Hacia un final feliz
Alejandra María Sosa Elízaga**
Ese refrán que dice: ‘lo que mal empieza, mal acaba’, no toma en cuenta que Dios puede intervenir en algo que empezó mal, o que empezó bien pero se puso mal, y que Él puede hacer que acabe bien, darle un sentido distinto al que le da el mundo, y por lo tanto, un inesperado final feliz.
Es significativo que en este Domingo de Ramos, en que se proclama en Misa el relato de la Pasión de Cristo, las Lecturas y el Salmo, iluminan oportunamente ciertas situaciones específicas que aparecen en el Evangelio, y nos ayudan a ver que las cosas no se pueden juzgar sólo con criterios humanos.

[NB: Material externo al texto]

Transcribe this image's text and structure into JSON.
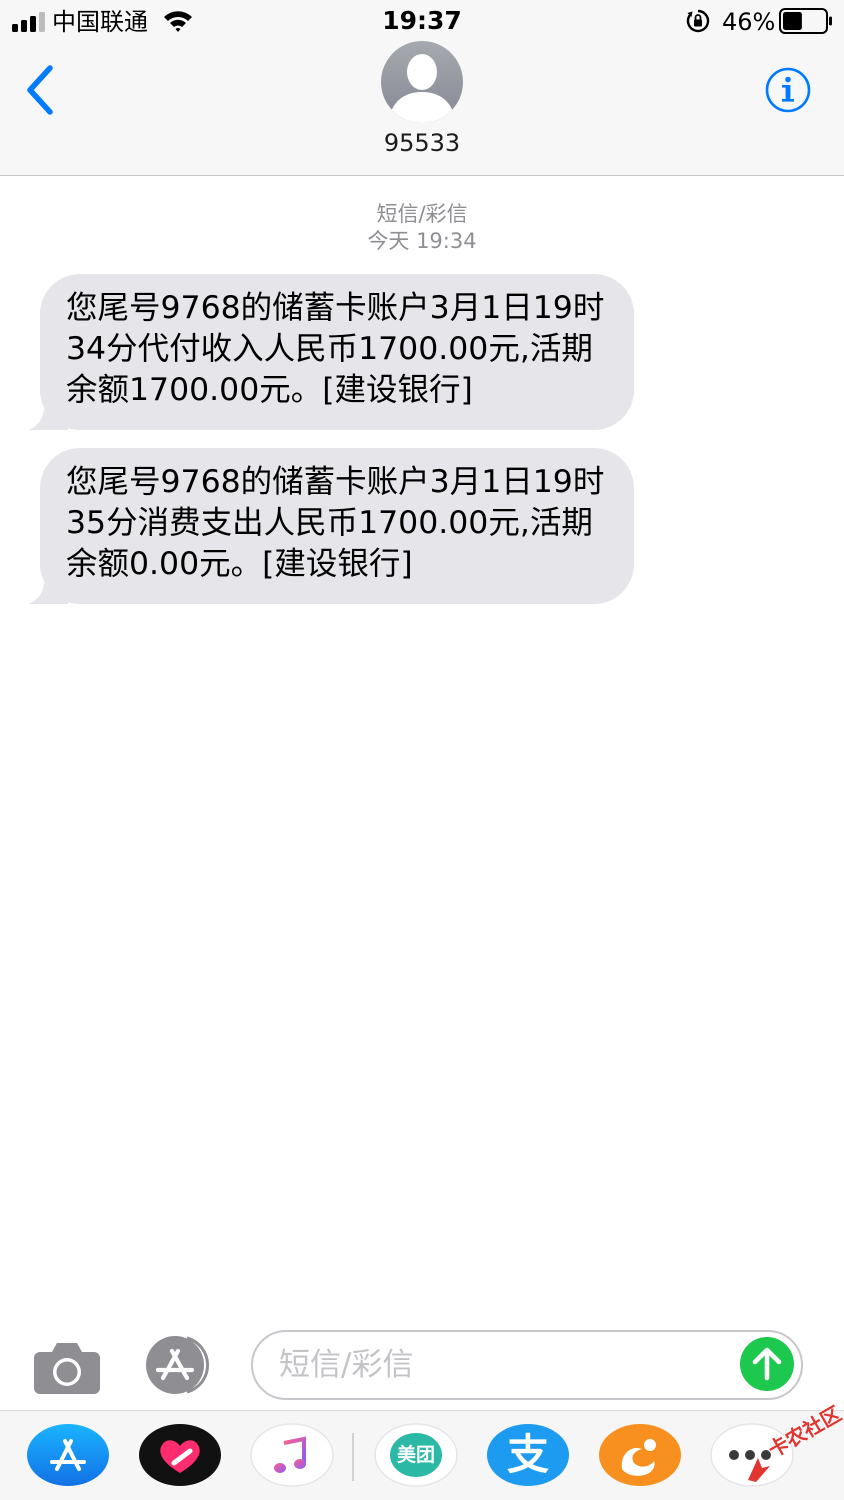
{
  "status_bar": {
    "carrier": "中国联通",
    "time": "19:37",
    "battery_percent": "46%",
    "battery_level": 0.46
  },
  "header": {
    "contact_name": "95533"
  },
  "conversation": {
    "service_label": "短信/彩信",
    "timestamp": "今天 19:34",
    "messages": [
      {
        "text": "您尾号9768的储蓄卡账户3月1日19时34分代付收入人民币1700.00元,活期余额1700.00元。[建设银行]"
      },
      {
        "text": "您尾号9768的储蓄卡账户3月1日19时35分消费支出人民币1700.00元,活期余额0.00元。[建设银行]"
      }
    ]
  },
  "composer": {
    "placeholder": "短信/彩信"
  },
  "app_drawer": {
    "apps": [
      {
        "icon": "app-store-icon"
      },
      {
        "icon": "digital-touch-heart-icon"
      },
      {
        "icon": "music-icon"
      },
      {
        "label": "美团",
        "icon": "meituan-icon"
      },
      {
        "label": "支",
        "icon": "alipay-icon"
      },
      {
        "icon": "uc-browser-icon"
      },
      {
        "icon": "more-icon"
      }
    ]
  },
  "watermark": {
    "text": "卡农社区"
  },
  "colors": {
    "ios_blue": "#007aff",
    "bubble_gray": "#e5e5ea",
    "send_green": "#34c759",
    "meta_gray": "#8e8e93"
  }
}
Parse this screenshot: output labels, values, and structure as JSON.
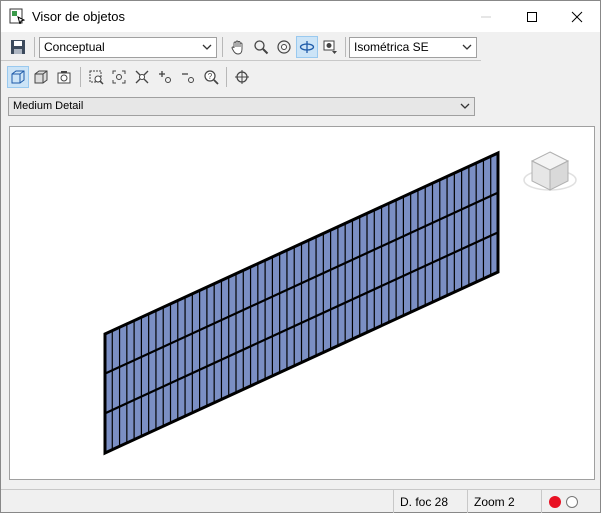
{
  "window": {
    "title": "Visor de objetos"
  },
  "toolbar": {
    "visual_style": "Conceptual",
    "view": "Isométrica SE"
  },
  "detail_level": "Medium Detail",
  "status": {
    "focal": "D. foc 28",
    "zoom": "Zoom 2"
  },
  "colors": {
    "panel_fill": "#7b8fc4",
    "panel_stroke": "#000000",
    "active_button": "#cce4f7",
    "status_red": "#e81123"
  },
  "icons": {
    "save": "save-icon",
    "pan": "pan-hand-icon",
    "zoom": "zoom-icon",
    "orbit": "orbit-icon",
    "orbit3d": "3d-orbit-icon",
    "camera": "camera-icon",
    "wireframe": "wireframe-box-icon",
    "shaded": "shaded-box-icon",
    "screenshot": "screenshot-icon"
  }
}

Por ejemplo, en el Evangelio se narra que Jesús fue escupido y abofeteado (ver Mc 14, 65). ¿Qué puede haber más enojoso y humillante que recibir un escupitajo en plena cara? y ¡qué desconcertante que quien lo reciba ni se defienda ni replique nada! A los ojos del mundo podría parecer que quien se somete a semejante maltrato es un ‘perdedor’, un fracasado, o un miedoso que se aguanta lo que sea. Pero no es así. En la Primera Lectura vemos que cuando el profeta Isaías sufrió injurias, no apartó su rostro de los golpes y salivazos, ¿por qué? porque encomendó su causa al Señor; tuvo la certeza de que el Señor lo ayudaría; sabía que no quedaría avergonzado.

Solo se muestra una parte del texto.